I spent a lot of time looking at the logs on certain dates to see if it was something a user(s) was doing, or perhaps a vendor had loaded a new course, a really big one.....
I have automated DB backups that occur 3 times a week and I was watching this and seeing how the DB was increasing, alot, say over 100 MB literaly overnight. This has been causing me some stress, especially since I have a pending upgrade to do and the larger the DB, the more problematic the upgrade (that is me extrapolating, not the moodle documentation).
The GREAT thing that I discovered today using this handy snippet
SELECT table_name , table_rows, data_length,"

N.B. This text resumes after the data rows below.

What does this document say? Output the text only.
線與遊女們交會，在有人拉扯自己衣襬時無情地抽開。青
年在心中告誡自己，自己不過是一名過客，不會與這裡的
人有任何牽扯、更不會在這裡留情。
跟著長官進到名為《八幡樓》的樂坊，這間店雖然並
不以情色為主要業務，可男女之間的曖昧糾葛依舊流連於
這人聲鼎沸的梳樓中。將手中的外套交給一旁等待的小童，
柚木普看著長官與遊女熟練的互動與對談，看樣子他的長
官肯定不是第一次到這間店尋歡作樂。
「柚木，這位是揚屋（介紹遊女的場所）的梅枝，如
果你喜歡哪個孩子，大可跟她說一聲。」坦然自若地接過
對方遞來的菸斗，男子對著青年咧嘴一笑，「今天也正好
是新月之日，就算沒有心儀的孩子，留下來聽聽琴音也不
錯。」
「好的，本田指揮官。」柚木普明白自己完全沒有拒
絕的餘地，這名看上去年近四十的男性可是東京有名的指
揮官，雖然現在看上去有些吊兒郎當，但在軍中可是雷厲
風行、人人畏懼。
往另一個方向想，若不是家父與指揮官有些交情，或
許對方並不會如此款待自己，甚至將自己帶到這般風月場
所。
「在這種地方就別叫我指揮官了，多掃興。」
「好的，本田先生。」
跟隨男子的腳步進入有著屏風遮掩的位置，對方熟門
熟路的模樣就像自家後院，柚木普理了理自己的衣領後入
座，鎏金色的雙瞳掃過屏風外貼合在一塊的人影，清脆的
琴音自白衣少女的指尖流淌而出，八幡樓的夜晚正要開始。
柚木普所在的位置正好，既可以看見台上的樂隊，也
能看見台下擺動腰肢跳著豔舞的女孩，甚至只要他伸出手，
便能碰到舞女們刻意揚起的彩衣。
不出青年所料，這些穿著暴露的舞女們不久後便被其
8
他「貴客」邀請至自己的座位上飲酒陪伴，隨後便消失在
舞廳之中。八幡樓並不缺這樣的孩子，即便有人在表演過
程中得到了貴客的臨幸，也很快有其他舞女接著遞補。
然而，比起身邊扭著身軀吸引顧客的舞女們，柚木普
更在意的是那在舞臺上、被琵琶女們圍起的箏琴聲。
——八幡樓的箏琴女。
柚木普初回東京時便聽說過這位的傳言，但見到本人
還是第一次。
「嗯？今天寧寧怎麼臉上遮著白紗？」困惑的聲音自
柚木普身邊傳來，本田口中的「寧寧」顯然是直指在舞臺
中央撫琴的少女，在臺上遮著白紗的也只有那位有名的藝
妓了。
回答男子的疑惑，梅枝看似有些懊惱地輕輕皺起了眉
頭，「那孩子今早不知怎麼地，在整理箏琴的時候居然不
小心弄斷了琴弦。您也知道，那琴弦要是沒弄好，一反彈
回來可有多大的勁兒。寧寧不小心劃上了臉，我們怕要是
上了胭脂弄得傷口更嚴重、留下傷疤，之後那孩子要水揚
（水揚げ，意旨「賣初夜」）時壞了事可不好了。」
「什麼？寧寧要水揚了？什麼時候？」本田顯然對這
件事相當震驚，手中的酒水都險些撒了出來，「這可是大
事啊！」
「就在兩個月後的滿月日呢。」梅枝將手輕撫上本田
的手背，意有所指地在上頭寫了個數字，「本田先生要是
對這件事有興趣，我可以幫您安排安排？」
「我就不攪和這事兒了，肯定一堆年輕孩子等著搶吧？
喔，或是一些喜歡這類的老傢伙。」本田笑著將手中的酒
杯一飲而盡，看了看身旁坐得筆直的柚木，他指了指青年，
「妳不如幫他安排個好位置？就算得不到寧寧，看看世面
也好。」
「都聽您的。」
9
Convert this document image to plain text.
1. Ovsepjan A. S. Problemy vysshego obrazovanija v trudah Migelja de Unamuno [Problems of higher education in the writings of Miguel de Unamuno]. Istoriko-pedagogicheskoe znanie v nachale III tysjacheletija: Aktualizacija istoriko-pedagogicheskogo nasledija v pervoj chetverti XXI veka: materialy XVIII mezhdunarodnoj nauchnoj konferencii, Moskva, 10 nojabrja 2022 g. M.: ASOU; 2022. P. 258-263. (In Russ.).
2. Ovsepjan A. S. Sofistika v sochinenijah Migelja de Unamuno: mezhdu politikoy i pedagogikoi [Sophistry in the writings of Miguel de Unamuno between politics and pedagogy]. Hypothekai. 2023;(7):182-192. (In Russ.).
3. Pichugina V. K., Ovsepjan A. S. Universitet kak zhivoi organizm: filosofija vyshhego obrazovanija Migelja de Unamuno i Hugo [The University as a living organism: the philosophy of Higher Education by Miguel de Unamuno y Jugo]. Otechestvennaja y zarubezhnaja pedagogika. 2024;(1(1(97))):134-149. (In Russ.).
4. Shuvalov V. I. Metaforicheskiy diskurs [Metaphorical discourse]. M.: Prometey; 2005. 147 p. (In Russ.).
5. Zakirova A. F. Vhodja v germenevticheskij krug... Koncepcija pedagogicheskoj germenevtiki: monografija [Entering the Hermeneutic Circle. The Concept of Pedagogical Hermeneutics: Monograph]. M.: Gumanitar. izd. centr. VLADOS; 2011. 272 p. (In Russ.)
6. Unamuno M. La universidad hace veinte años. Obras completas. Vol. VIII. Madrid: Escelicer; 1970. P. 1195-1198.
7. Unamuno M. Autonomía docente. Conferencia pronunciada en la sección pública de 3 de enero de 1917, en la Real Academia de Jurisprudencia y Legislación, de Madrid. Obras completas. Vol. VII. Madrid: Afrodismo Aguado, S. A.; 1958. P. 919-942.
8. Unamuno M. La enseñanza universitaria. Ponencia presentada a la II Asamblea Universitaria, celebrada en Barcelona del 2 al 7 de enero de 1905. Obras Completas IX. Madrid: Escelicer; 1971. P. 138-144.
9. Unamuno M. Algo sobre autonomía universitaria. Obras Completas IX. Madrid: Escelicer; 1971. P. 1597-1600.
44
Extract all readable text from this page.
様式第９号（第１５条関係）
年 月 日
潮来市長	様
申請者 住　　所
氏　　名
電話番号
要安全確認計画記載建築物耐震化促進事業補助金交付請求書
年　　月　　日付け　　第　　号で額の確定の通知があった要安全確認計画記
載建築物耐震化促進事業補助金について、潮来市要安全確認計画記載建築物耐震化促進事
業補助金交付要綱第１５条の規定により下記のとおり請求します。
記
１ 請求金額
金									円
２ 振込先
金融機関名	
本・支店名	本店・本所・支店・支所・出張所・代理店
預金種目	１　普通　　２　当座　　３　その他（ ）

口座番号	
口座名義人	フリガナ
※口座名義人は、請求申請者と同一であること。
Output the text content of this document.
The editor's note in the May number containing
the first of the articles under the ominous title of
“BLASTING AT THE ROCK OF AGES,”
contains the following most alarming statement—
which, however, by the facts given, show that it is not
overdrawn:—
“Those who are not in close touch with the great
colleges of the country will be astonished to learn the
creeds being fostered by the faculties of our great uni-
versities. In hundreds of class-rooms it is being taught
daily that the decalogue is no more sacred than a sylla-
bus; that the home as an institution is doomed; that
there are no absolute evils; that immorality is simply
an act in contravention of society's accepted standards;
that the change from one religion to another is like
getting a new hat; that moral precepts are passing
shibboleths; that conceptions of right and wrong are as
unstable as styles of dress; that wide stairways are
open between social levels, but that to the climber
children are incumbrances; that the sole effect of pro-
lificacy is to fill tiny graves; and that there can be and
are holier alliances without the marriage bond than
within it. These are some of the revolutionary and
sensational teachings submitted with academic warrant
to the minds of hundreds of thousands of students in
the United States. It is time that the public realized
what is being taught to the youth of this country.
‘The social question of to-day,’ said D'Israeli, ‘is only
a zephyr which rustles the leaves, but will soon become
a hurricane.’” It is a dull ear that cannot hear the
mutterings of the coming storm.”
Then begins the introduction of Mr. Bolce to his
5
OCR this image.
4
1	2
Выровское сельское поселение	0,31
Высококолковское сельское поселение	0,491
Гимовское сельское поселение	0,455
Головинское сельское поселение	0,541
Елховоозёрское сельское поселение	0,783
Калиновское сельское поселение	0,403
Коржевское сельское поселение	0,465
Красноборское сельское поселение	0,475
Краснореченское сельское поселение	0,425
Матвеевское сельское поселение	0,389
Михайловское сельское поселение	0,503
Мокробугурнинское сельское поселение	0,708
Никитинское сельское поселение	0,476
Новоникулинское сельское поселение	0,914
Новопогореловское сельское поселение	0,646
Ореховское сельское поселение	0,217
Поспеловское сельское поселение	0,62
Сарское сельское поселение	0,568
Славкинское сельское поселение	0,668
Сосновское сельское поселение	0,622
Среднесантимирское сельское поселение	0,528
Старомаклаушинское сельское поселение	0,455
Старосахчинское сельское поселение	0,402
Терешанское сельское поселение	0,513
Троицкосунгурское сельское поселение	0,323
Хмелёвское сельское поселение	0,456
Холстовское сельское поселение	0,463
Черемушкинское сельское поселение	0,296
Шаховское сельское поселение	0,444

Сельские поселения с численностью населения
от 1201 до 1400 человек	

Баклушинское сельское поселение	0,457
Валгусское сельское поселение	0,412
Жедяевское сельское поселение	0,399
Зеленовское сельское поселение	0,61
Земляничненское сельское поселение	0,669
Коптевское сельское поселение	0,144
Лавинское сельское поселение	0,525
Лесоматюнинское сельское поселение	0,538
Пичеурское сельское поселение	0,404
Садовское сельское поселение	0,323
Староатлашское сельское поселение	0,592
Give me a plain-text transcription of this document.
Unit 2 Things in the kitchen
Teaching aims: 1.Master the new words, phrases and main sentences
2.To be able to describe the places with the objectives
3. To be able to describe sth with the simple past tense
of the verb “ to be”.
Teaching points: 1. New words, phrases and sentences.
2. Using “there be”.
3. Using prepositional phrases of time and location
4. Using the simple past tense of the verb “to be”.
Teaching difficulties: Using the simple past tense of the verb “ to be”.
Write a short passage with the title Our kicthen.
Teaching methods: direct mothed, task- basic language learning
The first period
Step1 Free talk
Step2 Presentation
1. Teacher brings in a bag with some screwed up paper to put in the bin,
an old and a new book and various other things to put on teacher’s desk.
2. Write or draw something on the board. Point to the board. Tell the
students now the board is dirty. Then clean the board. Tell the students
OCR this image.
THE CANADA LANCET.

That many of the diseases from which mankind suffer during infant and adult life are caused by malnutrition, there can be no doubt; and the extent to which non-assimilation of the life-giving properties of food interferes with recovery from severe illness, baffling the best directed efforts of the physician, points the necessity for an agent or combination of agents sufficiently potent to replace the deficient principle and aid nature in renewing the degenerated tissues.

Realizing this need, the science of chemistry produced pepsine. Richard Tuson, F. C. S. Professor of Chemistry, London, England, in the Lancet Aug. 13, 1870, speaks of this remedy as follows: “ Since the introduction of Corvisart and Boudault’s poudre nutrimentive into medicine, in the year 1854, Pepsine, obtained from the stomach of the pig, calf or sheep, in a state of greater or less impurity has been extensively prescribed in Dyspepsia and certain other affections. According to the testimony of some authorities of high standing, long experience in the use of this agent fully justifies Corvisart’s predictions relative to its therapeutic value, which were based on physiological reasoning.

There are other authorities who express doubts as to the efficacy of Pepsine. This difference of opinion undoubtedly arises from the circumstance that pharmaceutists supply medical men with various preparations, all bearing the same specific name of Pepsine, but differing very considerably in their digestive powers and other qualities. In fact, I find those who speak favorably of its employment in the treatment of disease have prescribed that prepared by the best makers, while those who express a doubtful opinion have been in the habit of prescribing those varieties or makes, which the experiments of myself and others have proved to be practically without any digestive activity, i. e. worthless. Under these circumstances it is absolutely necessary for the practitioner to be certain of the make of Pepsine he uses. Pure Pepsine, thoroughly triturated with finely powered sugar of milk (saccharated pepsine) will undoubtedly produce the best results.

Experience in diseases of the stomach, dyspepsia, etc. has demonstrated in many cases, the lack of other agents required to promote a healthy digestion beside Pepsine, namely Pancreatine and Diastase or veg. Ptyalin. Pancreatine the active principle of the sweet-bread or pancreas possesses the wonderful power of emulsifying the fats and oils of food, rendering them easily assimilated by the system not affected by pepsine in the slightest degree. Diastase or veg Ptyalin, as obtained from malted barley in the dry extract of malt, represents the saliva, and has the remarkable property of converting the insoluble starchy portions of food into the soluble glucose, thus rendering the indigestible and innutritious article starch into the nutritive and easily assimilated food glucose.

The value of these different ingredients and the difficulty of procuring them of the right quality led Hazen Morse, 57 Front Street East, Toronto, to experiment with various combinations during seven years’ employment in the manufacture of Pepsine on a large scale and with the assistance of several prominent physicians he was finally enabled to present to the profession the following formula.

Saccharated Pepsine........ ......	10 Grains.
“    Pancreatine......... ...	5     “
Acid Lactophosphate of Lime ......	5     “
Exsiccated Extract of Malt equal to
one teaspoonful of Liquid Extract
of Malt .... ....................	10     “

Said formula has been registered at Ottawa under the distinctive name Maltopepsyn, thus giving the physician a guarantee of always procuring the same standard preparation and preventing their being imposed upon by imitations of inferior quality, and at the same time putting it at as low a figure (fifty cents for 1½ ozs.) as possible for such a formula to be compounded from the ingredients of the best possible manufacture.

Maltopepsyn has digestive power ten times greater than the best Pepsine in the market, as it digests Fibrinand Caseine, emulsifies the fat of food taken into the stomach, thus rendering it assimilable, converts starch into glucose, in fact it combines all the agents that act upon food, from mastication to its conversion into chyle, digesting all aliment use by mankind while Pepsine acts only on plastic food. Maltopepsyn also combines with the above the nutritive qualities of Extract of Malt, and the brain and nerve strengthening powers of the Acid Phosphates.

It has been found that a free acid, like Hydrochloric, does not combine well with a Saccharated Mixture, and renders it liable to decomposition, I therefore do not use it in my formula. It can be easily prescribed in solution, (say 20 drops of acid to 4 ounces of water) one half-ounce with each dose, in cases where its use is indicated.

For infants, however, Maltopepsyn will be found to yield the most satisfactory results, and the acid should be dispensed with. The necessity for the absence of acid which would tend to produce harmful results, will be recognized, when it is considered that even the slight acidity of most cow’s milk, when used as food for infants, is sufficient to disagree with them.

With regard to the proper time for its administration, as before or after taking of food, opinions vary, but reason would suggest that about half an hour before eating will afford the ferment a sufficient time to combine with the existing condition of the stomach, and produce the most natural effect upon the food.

round(((data_length+index_length)/1024/1024),2) AS "Size in MB"
FROM information_schema.tables
where table_schema = "db name"
ORDER BY data_length desc
Look at the results:
654 MB of data in 938 rows? What the $#%$$##$#$@@@$@$. Sorry, I already said that.
Well, I found this little forum with a bit of conversation and have decided to kill the content in the table. I will leave the table, but kill the rows. Then, I will watch to see if it grows like a cancer cell again. Hopefully not. In the mean time, my DB is much smaller.

I actually dropped the table and rebuilt it, using a script, rather than trying to edit the rows of that very large table. Using MySQL workbench, I created a *create the table script, dropped the table and ran the script.